My noble friend Lady Brinton asked how people could obtain information and advice about the adequacy of the products they were being offered. There is a separation of roles here. It should be the role of government to raise the levels of awareness of how care funding works and encourage people to plan and prepare—I have already talked about that—but it should not be for government to recommend or give a gold seal to any financial product. Advice is regulated precisely because whether something works or is appropriate is down to individual circumstances. That is why the noble Lord, Lord Lipsey, emphasised the point around the expertise of SOLLA representatives, for example.
The noble Baroness, Lady Greengross, suggested that the eligibility criteria for deferred payments should be national. Eligibility criteria for deferred payments will be in national regulations to ensure that there is protection for those people who face having to sell their homes in their lifetime to pay for care—that is the minimum offer. Local authorities, however, will have discretion to be more generous than the minimum offer, and we will consult on all the draft regulations and guidance that are to come in next year, as I have mentioned, in the spring of this year.

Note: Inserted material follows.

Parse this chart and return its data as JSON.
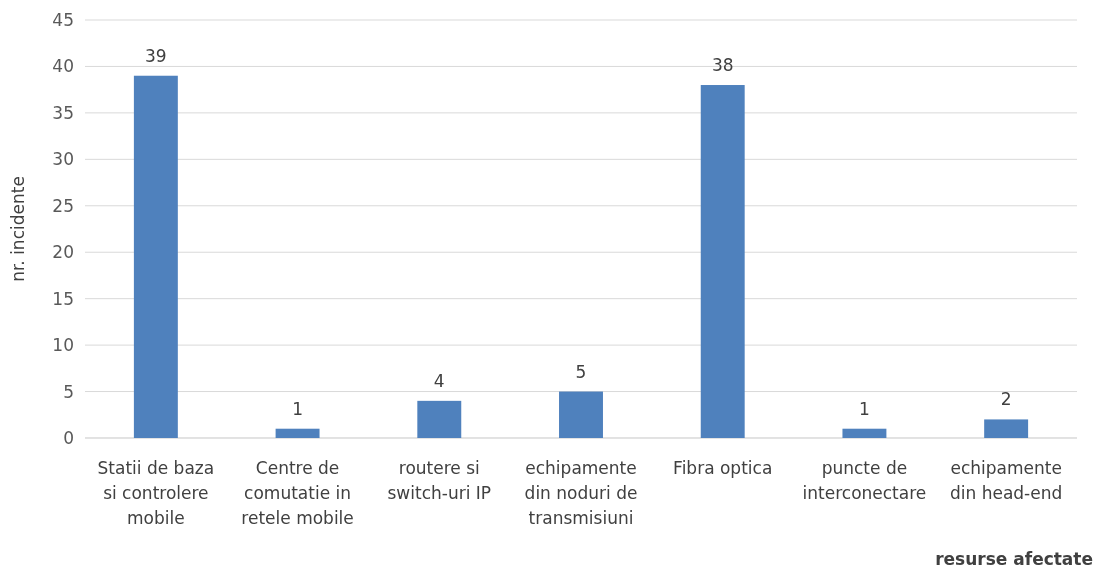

The noble Lord, Lord Hunt, returned us to the issue of the cap on care costs and suggested that, in reality, people would find themselves paying more. I would not seek to argue with the points that he and the noble Lord, Lord Lipsey, made. It is a difficult issue. We want to extend state support for social care to tens of thousands of people who get little or nothing under the current system and the Care Bill establishes a legal framework to enable this. We would like to be able to set a lower cap, which may well be possible in the future, but we also need to live within the broader economic constraints on public spending that we currently face. It is a matter of finding that balance at the current time. We have committed to reviewing this question every five years to ensure that we continue to get that balance right.
I am optimistic that the financial services industry will step up to the plate and play a role in helping people to plan for their care costs. We will encourage it to do so. Our continuing work with the industry is a key pillar in our efforts to support individuals in the new partnership recommended by the Dilnot commission. There is still a long way to travel but the first stirrings of growth are beginning to show.